Thursday May 7th is to see the General Election in the United Kingdom and may see a new government elected. Looking ahead towards what the next government may face, both internationally and domestically, highlights the state of the country. Topics have received differing levels of discourse during the campaign. The next government aims to make decisions that may affect the United Kingdom beyond their period of government.
According to GDP growth figures, the economy of the UK has been recovering and providing some stability that the next government may look to safeguard. The economy seems to be an important election topic, with some seeing it as an area of strength for the previous government. The Conservatives are looking to continue to reduce the deficit if they are elected. The Labour party look to increase tax on higher earners through their proposed mansion tax which, they say, may create increased revenue. UK GDP growth is at 0.3%, which highlights the need for the recovery to be protected although there have been considerable austerity measures in the previous government. The UK’s economic growth is one of the strongest in the European Union and has been one of the achievements the coalition government has been most eager to champion.
The Labour party has focused on highlighting the state of the National Health Service and pledging increased spending and the prevention of privatisation. The NHS is seen to need an additional £8bn in funding a year by 2020 due to increased demand for care, according to the Kings Fund. The Liberal Democrats pledged to meet this additional need for funding if they were involved in a coalition government. Similarly, the Conservatives also committed to meet the £8bn funding although the Labour party challenged the viability of this. The labour party promised an increase of £2.5bn, and that they would tie the revenue generated by the mansion tax in to meet the extra funding needs.

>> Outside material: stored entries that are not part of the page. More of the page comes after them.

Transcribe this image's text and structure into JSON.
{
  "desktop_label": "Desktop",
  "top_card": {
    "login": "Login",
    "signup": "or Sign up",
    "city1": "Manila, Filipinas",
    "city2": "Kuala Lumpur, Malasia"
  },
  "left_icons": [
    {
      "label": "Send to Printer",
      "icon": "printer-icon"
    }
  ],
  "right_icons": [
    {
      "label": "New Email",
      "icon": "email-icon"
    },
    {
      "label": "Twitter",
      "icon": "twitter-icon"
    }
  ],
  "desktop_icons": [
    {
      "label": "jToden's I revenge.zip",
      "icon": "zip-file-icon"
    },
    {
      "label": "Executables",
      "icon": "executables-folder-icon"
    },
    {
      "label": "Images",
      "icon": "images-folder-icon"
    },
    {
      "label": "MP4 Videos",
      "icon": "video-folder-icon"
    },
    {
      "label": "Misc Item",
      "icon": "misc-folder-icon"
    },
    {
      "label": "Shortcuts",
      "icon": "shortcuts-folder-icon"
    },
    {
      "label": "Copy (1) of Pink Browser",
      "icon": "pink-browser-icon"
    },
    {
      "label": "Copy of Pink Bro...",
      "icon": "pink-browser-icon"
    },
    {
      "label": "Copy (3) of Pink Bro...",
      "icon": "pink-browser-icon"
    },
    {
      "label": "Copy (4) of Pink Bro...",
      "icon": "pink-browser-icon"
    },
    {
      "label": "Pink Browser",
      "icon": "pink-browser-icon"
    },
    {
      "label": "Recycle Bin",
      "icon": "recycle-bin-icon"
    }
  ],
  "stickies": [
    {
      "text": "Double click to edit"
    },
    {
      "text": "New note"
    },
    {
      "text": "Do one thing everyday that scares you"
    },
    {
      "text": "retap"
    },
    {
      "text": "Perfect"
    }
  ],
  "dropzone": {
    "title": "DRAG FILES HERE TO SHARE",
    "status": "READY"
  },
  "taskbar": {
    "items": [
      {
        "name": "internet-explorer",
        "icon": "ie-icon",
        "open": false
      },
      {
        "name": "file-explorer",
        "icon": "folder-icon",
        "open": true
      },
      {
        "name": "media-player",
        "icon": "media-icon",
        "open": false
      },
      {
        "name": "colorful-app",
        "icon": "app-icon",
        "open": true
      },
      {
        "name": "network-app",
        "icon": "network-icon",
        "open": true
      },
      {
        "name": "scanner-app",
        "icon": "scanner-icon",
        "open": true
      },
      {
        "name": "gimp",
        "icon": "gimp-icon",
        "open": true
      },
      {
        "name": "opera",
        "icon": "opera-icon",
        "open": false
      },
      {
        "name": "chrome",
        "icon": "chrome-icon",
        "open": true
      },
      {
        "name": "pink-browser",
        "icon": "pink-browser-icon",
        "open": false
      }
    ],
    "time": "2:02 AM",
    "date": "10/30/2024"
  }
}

Devolution has been an important election topic due to last year’s Scottish independence referendum. The Scottish National Party gained promises of increased devolution and may make significant gains in Scotland this election. However, the Conservatives also appear willing to offer devolution and control of finances to large cities. Chancellor George Osborne intends to hand Greater Manchester control of the region’s £6bn health and social care budget. Devolution shows the possibility of greater regional control and autonomy from central government which may allow areas to target specific areas which matter most locally.
The United Kingdom’s Independence Party are campaigning on the promise to withdraw from European Union membership. Equally, the party may look to adopting a more rigid immigration policy. The Conservative party has similarly agreed to hold a referendum of European Union membership. The open borders with other EU nations, which membership has brought, has seemingly led to significant levels of migration. The EU presents an interesting debate in the UK as some parties may be open to withdrawing whilst others, such as the Labour party, look to maintain membership due to the economic benefits that the EU brings to businesses in the country.
The next government is to operate in a global environment that involves groups such as ISIS and al-Qaeda and may require action due to the situation in Iraq and Syria. Equally, the state of migration from Libya into the EU presents an important international area for government action. The Trans-Atlantic Trade and Investment Partnership also aims to offer the opportunity to create a common free trade market between the United States and the EU and, whilst still under negotiation, may require careful decision. Equally, the situation with Russia aims to evoke a unified response from the European Union and may impact the next government’s policy. The next government faces decisions on issues which matter greatly to all aspects of life in the United Kingdom. Whichever party or coalition of parties eventually emerges into government, they may have increasingly important and historic decision to make.
How might the new government productively face these topics impacting the United Kingdom?